Pengertian Tetraxim Vaksin

Tetraxim merupakan vaksin yang diproduksi oleh PT. Sanofi. Tetraxim mengandung Diphteria toxoid protein, FHA, Filamentous Hemagglutinin, Inaktivated polio virus tipe 1, 2, 3 , Pertussistoxid Med Aluminiumhydroxid dan Tetanus toxoid.
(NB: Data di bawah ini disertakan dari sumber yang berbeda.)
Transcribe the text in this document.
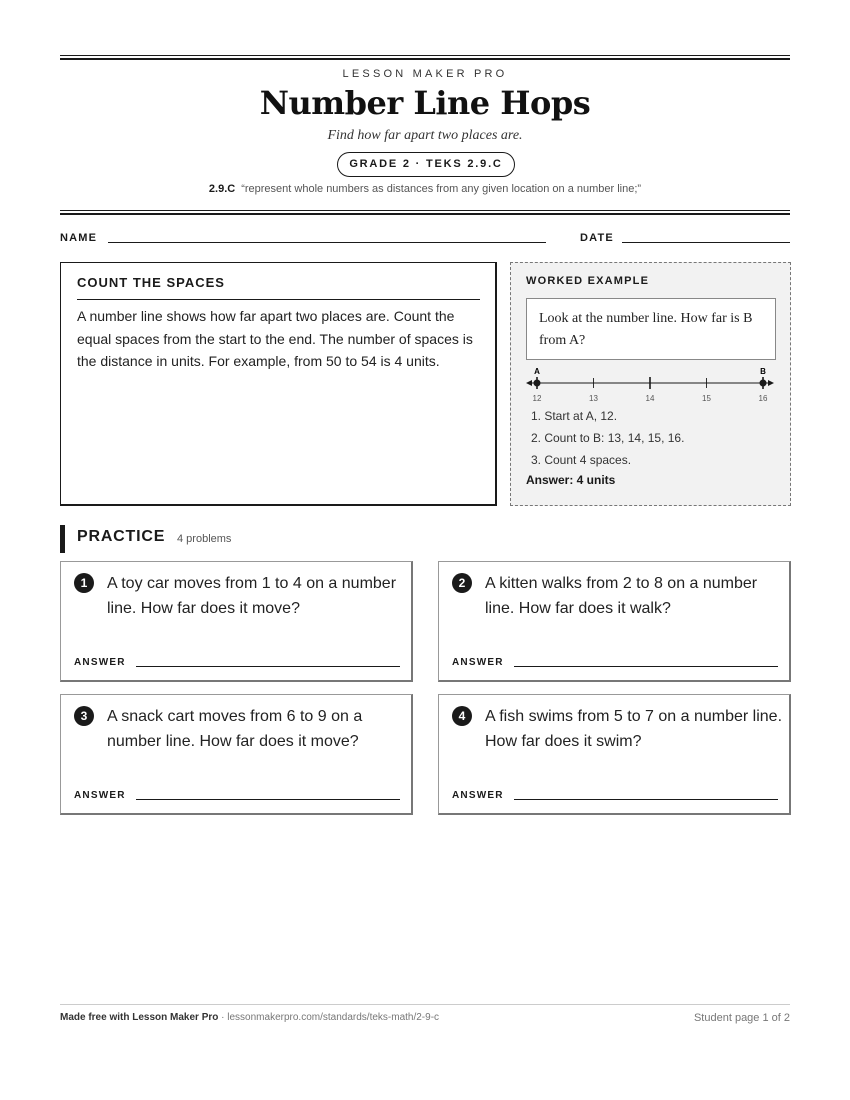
LESSON MAKER PRO
Number Line Hops
Find how far apart two places are.
GRADE 2 · TEKS 2.9.C
2.9.C “represent whole numbers as distances from any given location on a number line;”
NAME	DATE
COUNT THE SPACES
A number line shows how far apart two places are. Count the equal spaces from the start to the end. The number of spaces is the distance in units. For example, from 50 to 54 is 4 units.
WORKED EXAMPLE
Look at the number line. How far is B from A?
12	13	14	15	16
A	B
1. Start at A, 12.
2. Count to B: 13, 14, 15, 16.
3. Count 4 spaces.
Answer: 4 units
PRACTICE 4 problems
1	A toy car moves from 1 to 4 on a number line. How far does it move?
ANSWER
2	A kitten walks from 2 to 8 on a number line. How far does it walk?
ANSWER
3	A snack cart moves from 6 to 9 on a number line. How far does it move?
ANSWER
4	A fish swims from 5 to 7 on a number line. How far does it swim?
ANSWER
Made free with Lesson Maker Pro · lessonmakerpro.com/standards/teks-math/2-9-c	Student page 1 of 2
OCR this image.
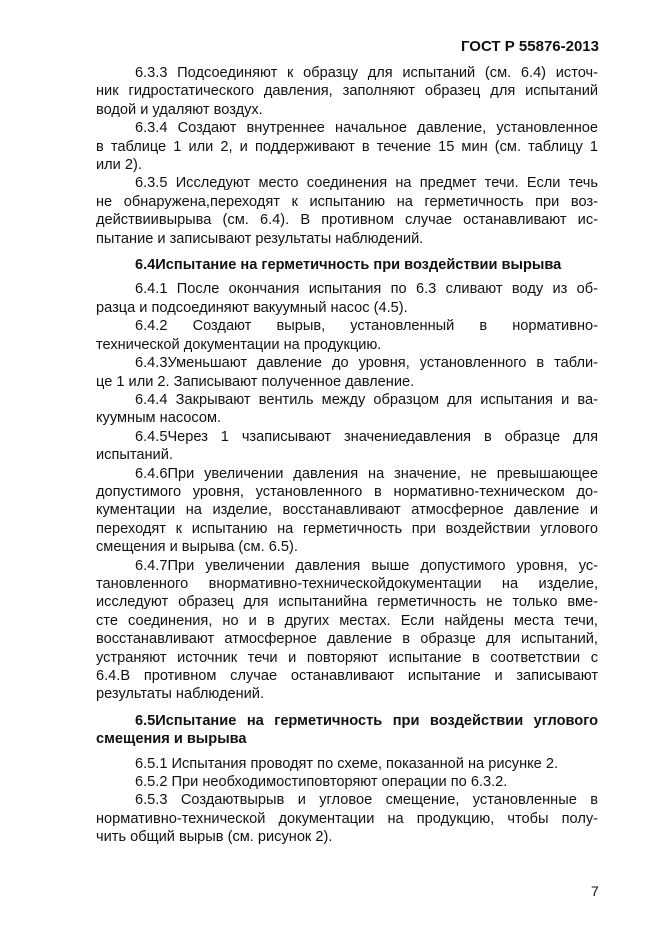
ГОСТ Р 55876-2013
6.3.3 Подсоединяют к образцу для испытаний (см. 6.4) источ-
ник гидростатического давления, заполняют образец для испытаний
водой и удаляют воздух.
6.3.4 Создают внутреннее начальное давление, установленное
в таблице 1 или 2, и поддерживают в течение 15 мин (см. таблицу 1
или 2).
6.3.5 Исследуют место соединения на предмет течи. Если течь
не обнаружена,переходят к испытанию на герметичность при воз-
действиивырыва (см. 6.4). В противном случае останавливают ис-
пытание и записывают результаты наблюдений.
6.4Испытание на герметичность при воздействии вырыва
6.4.1 После окончания испытания по 6.3 сливают воду из об-
разца и подсоединяют вакуумный насос (4.5).
6.4.2 Создают вырыв, установленный в нормативно-
технической документации на продукцию.
6.4.3Уменьшают давление до уровня, установленного в табли-
це 1 или 2. Записывают полученное давление.
6.4.4 Закрывают вентиль между образцом для испытания и ва-
куумным насосом.
6.4.5Через 1 чзаписывают значениедавления в образце для
испытаний.
6.4.6При увеличении давления на значение, не превышающее
допустимого уровня, установленного в нормативно-техническом до-
кументации на изделие, восстанавливают атмосферное давление и
переходят к испытанию на герметичность при воздействии углового
смещения и вырыва (см. 6.5).
6.4.7При увеличении давления выше допустимого уровня, ус-
тановленного внормативно-техническойдокументации на изделие,
исследуют образец для испытанийна герметичность не только вме-
сте соединения, но и в других местах. Если найдены места течи,
восстанавливают атмосферное давление в образце для испытаний,
устраняют источник течи и повторяют испытание в соответствии с
6.4.В противном случае останавливают испытание и записывают
результаты наблюдений.
6.5Испытание на герметичность при воздействии углового
смещения и вырыва
6.5.1 Испытания проводят по схеме, показанной на рисунке 2.
6.5.2 При необходимостиповторяют операции по 6.3.2.
6.5.3 Создаютвырыв и угловое смещение, установленные в
нормативно-технической документации на продукцию, чтобы полу-
чить общий вырыв (см. рисунок 2).
7
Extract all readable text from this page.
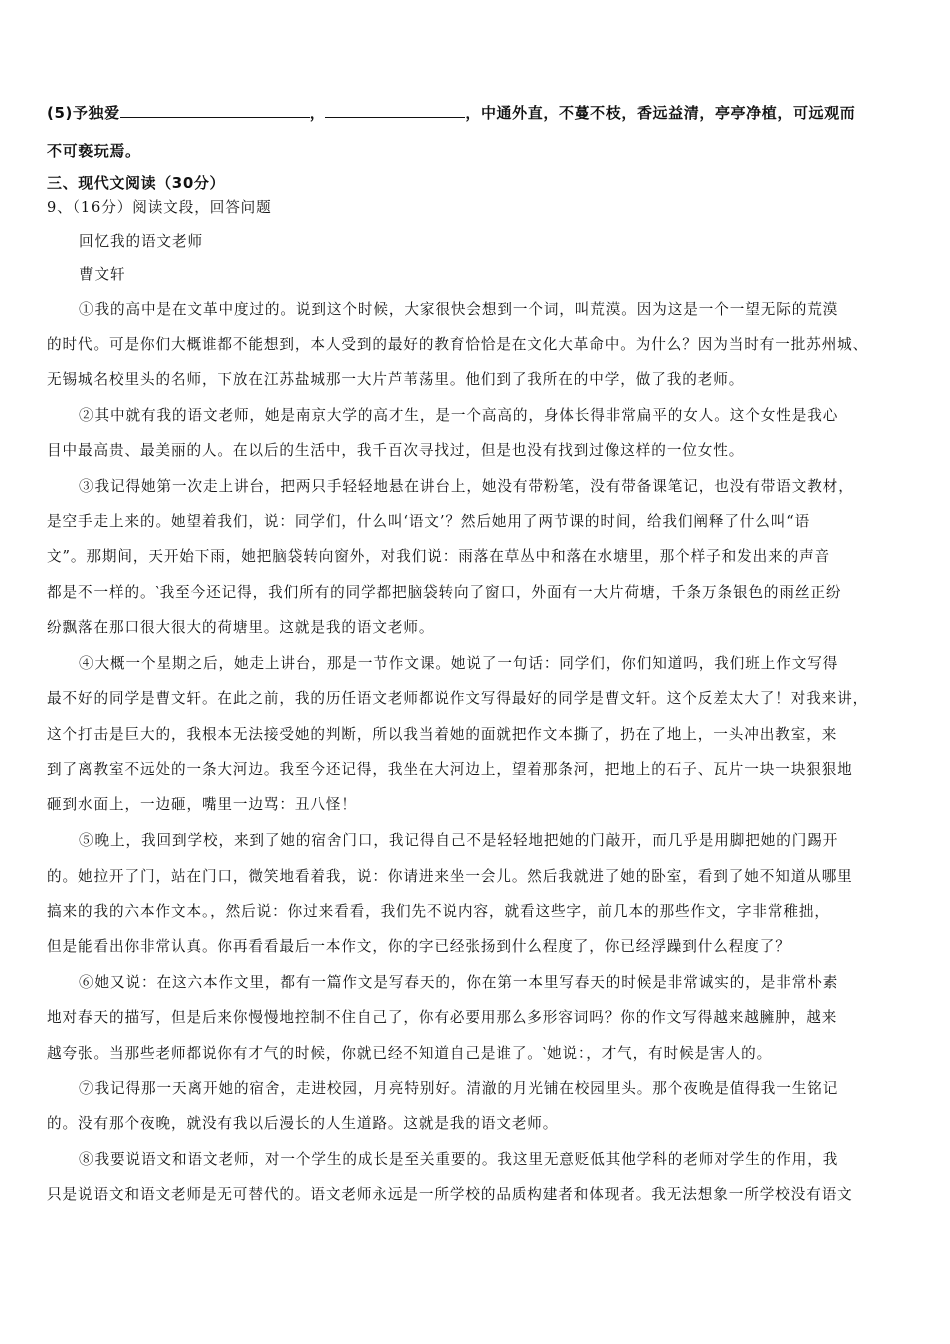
(5)予独爱	，	，中通外直，不蔓不枝，香远益清，亭亭净植，可远观而
不可亵玩焉。
三、现代文阅读（30分）
9、（16分）阅读文段，回答问题
回忆我的语文老师
曹文轩
①我的高中是在文革中度过的。说到这个时候，大家很快会想到一个词，叫荒漠。因为这是一个一望无际的荒漠
的时代。可是你们大概谁都不能想到，本人受到的最好的教育恰恰是在文化大革命中。为什么？因为当时有一批苏州城、
无锡城名校里头的名师，下放在江苏盐城那一大片芦苇荡里。他们到了我所在的中学，做了我的老师。
②其中就有我的语文老师，她是南京大学的高才生，是一个高高的，身体长得非常扁平的女人。这个女性是我心
目中最高贵、最美丽的人。在以后的生活中，我千百次寻找过，但是也没有找到过像这样的一位女性。
③我记得她第一次走上讲台，把两只手轻轻地悬在讲台上，她没有带粉笔，没有带备课笔记，也没有带语文教材，
是空手走上来的。她望着我们，说：同学们，什么叫‘语文’？然后她用了两节课的时间，给我们阐释了什么叫“语
文”。那期间，天开始下雨，她把脑袋转向窗外，对我们说：雨落在草丛中和落在水塘里，那个样子和发出来的声音
都是不一样的。‵我至今还记得，我们所有的同学都把脑袋转向了窗口，外面有一大片荷塘，千条万条银色的雨丝正纷
纷飘落在那口很大很大的荷塘里。这就是我的语文老师。
④大概一个星期之后，她走上讲台，那是一节作文课。她说了一句话：同学们，你们知道吗，我们班上作文写得
最不好的同学是曹文轩。在此之前，我的历任语文老师都说作文写得最好的同学是曹文轩。这个反差太大了！对我来讲，
这个打击是巨大的，我根本无法接受她的判断，所以我当着她的面就把作文本撕了，扔在了地上，一头冲出教室，来
到了离教室不远处的一条大河边。我至今还记得，我坐在大河边上，望着那条河，把地上的石子、瓦片一块一块狠狠地
砸到水面上，一边砸，嘴里一边骂：丑八怪！
⑤晚上，我回到学校，来到了她的宿舍门口，我记得自己不是轻轻地把她的门敲开，而几乎是用脚把她的门踢开
的。她拉开了门，站在门口，微笑地看着我，说：你请进来坐一会儿。然后我就进了她的卧室，看到了她不知道从哪里
搞来的我的六本作文本。，然后说：你过来看看，我们先不说内容，就看这些字，前几本的那些作文，字非常稚拙，
但是能看出你非常认真。你再看看最后一本作文，你的字已经张扬到什么程度了，你已经浮躁到什么程度了？
⑥她又说：在这六本作文里，都有一篇作文是写春天的，你在第一本里写春天的时候是非常诚实的，是非常朴素
地对春天的描写，但是后来你慢慢地控制不住自己了，你有必要用那么多形容词吗？你的作文写得越来越臃肿，越来
越夸张。当那些老师都说你有才气的时候，你就已经不知道自己是谁了。‵她说：，才气，有时候是害人的。
⑦我记得那一天离开她的宿舍，走进校园，月亮特别好。清澈的月光铺在校园里头。那个夜晚是值得我一生铭记
的。没有那个夜晚，就没有我以后漫长的人生道路。这就是我的语文老师。
⑧我要说语文和语文老师，对一个学生的成长是至关重要的。我这里无意贬低其他学科的老师对学生的作用，我
只是说语文和语文老师是无可替代的。语文老师永远是一所学校的品质构建者和体现者。我无法想象一所学校没有语文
Vaksin ini berguna untuk pencegahan difteri, tetanus, pertusis dan poliomielitis antara usia 5 dan 13 tahun.

Keterangan Tetraxim Vaksin

  • Golongan: Obat Keras
  • Kelas Terapi: Vaksin
  • Kandungan: Diphteria toxoid protein, FHA, Filamentous Hemagglutinin, Inaktivated polio virus tipe 1, 2, 3 , Pertussistoxid Med Aluminiumhydroxid dan Tetanus toxoid
  • Bentuk: Prefilled Syringe
  • Satuan Penjualan: Prefilled Syringe
  • Kemasan: Box, 1 Prefilled Syringe @ 0,5 ml
  • Farmasi: PT. Sanofi
  • Harga: Rp 335.000 - Rp 600.000 / Box

Kegunaan Tetraxim Vaksin

Tetraxim digunakan untuk membentuk antibodi dan mencegah penyakit difteri, tetanus, dan polio.

Dosis & Cara Penggunaan Tetraxim Vaksin

Tetraxim merupakan vaksin yang termasuk ke dalam golongan obat keras.

Usia 5-13 tahun : 1 injeksi.

Cara Penyimpanan
Simpan pada suhu 2-8 derajat Celcius, jangan dibekukan.

Efek Samping Tetraxim Vaksin

Efek samping saat penyuntikan vaksin Tetraxim:

  • Reaksi lokal misalnya, kemerahan dan indurasi> 2 cm
  • Demam
  • Eritema
  • Indurasi
  • Nyeri di tempat injeksi
  • Pembengkakan ≥5 cm di tempat injeksi
  • Diare
  • Muntah
  • Kehilangan nafsu makan
  • Anak menangis tidak seperti biasanya atau berkepanjangan yang tidak dapat ditenangkan.

Kontraindikasi

  • Hipersensitif terhadap komponen Tetraxim atau vaksin pertusis (pertusis aselular atau sel-utuh)
  • Reaksi alergi setelah suntikan vaksin yang mengandung zat yang sama.